O bandolim, da família do alaúde, de tamanho menor, é um instrumento de 4 cordas duplas, que, soltas, são (de baixo para cima):
Primeira corda: MI (mais aguda) Segunda corda: LÁ Terceira corda: RÉ Quarta corda: SOL (mais grave)
O bandolim surgiu em Nápoles, com o nome de mandoletta. Há também o bandolim veneziano ou milanês, cujas 1º e 2º cordas são simples e, em vez de 8 cordas, incluindo-se as duplas, possui só 6. As duplas são as duas mais grossas. O braço deste instrumento possui 19 trastos. Toca-se com uma palheta.
No bandolim, por falta de prolongamento dos sons, como acontece em uma nota de 4 ou mais tempos, usa-se o trêmulo, uma técnica de movimentos rápidos com a palheta.

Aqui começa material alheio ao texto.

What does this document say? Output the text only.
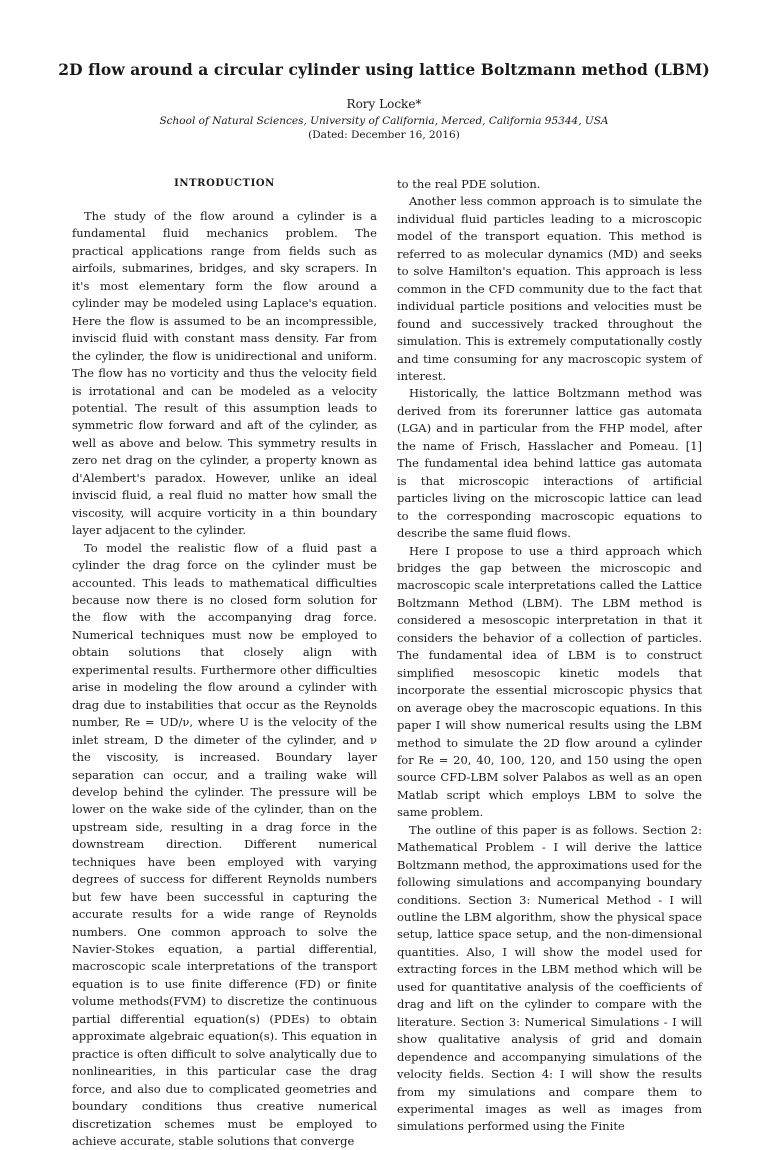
2D flow around a circular cylinder using lattice Boltzmann method (LBM)
Rory Locke*
School of Natural Sciences, University of California, Merced, California 95344, USA
(Dated: December 16, 2016)
INTRODUCTION

The study of the flow around a cylinder is a fundamental fluid mechanics problem. The practical applications range from fields such as airfoils, submarines, bridges, and sky scrapers. In it's most elementary form the flow around a cylinder may be modeled using Laplace's equation. Here the flow is assumed to be an incompressible, inviscid fluid with constant mass density. Far from the cylinder, the flow is unidirectional and uniform. The flow has no vorticity and thus the velocity field is irrotational and can be modeled as a velocity potential. The result of this assumption leads to symmetric flow forward and aft of the cylinder, as well as above and below. This symmetry results in zero net drag on the cylinder, a property known as d'Alembert's paradox. However, unlike an ideal inviscid fluid, a real fluid no matter how small the viscosity, will acquire vorticity in a thin boundary layer adjacent to the cylinder.

To model the realistic flow of a fluid past a cylinder the drag force on the cylinder must be accounted. This leads to mathematical difficulties because now there is no closed form solution for the flow with the accompanying drag force. Numerical techniques must now be employed to obtain solutions that closely align with experimental results. Furthermore other difficulties arise in modeling the flow around a cylinder with drag due to instabilities that occur as the Reynolds number, Re = UD/ν, where U is the velocity of the inlet stream, D the dimeter of the cylinder, and ν the viscosity, is increased. Boundary layer separation can occur, and a trailing wake will develop behind the cylinder. The pressure will be lower on the wake side of the cylinder, than on the upstream side, resulting in a drag force in the downstream direction. Different numerical techniques have been employed with varying degrees of success for different Reynolds numbers but few have been successful in capturing the accurate results for a wide range of Reynolds numbers. One common approach to solve the Navier-Stokes equation, a partial differential, macroscopic scale interpretations of the transport equation is to use finite difference (FD) or finite volume methods(FVM) to discretize the continuous partial differential equation(s) (PDEs) to obtain approximate algebraic equation(s). This equation in practice is often difficult to solve analytically due to nonlinearities, in this particular case the drag force, and also due to complicated geometries and boundary conditions thus creative numerical discretization schemes must be employed to achieve accurate, stable solutions that converge

to the real PDE solution.

Another less common approach is to simulate the individual fluid particles leading to a microscopic model of the transport equation. This method is referred to as molecular dynamics (MD) and seeks to solve Hamilton's equation. This approach is less common in the CFD community due to the fact that individual particle positions and velocities must be found and successively tracked throughout the simulation. This is extremely computationally costly and time consuming for any macroscopic system of interest.

Historically, the lattice Boltzmann method was derived from its forerunner lattice gas automata (LGA) and in particular from the FHP model, after the name of Frisch, Hasslacher and Pomeau. [1] The fundamental idea behind lattice gas automata is that microscopic interactions of artificial particles living on the microscopic lattice can lead to the corresponding macroscopic equations to describe the same fluid flows.

Here I propose to use a third approach which bridges the gap between the microscopic and macroscopic scale interpretations called the Lattice Boltzmann Method (LBM). The LBM method is considered a mesoscopic interpretation in that it considers the behavior of a collection of particles. The fundamental idea of LBM is to construct simplified mesoscopic kinetic models that incorporate the essential microscopic physics that on average obey the macroscopic equations. In this paper I will show numerical results using the LBM method to simulate the 2D flow around a cylinder for Re = 20, 40, 100, 120, and 150 using the open source CFD-LBM solver Palabos as well as an open Matlab script which employs LBM to solve the same problem.

The outline of this paper is as follows. Section 2: Mathematical Problem - I will derive the lattice Boltzmann method, the approximations used for the following simulations and accompanying boundary conditions. Section 3: Numerical Method - I will outline the LBM algorithm, show the physical space setup, lattice space setup, and the non-dimensional quantities. Also, I will show the model used for extracting forces in the LBM method which will be used for quantitative analysis of the coefficients of drag and lift on the cylinder to compare with the literature. Section 3: Numerical Simulations - I will show qualitative analysis of grid and domain dependence and accompanying simulations of the velocity fields. Section 4: I will show the results from my simulations and compare them to experimental images as well as images from simulations performed using the Finite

Nos mais diversos regionais é indispensável a presença do bandolim, na verdade é o instrumento principal em um regional. O bandolim marcou sua contribuição na música popular nos grupos de choro e hoje está presente em quase todos os gêneros de música. Muitos foram os divulgadores do bandolim: Jacob do Bandolim, Niquinho, Lupécio Miranda e tantos outros.
Há duas espécies de bandolim: o que apresenta a caixa de ressonância arredondada e o de tampo achatado. O primeiro era usado por moças da alta sociedade, principalmente as napolitanas, nos tempos de Mozart. A caixa arredondada era própria para damas por causa dos seios. O formato deste bandolim se parece com a metade de uma "cabeça". Já o bandolim de tampo achatado é apropriado para os homens. O músico que toca bandolim chama-se bandolinista.
No Brasil, o bandolim é tradicionalmente um instrumento de solo, poucas vezes sendo usado para armar acordes. O bandolim era um instrumento de acompanhamento e ainda é muito usado assim na música européia e norte-americana.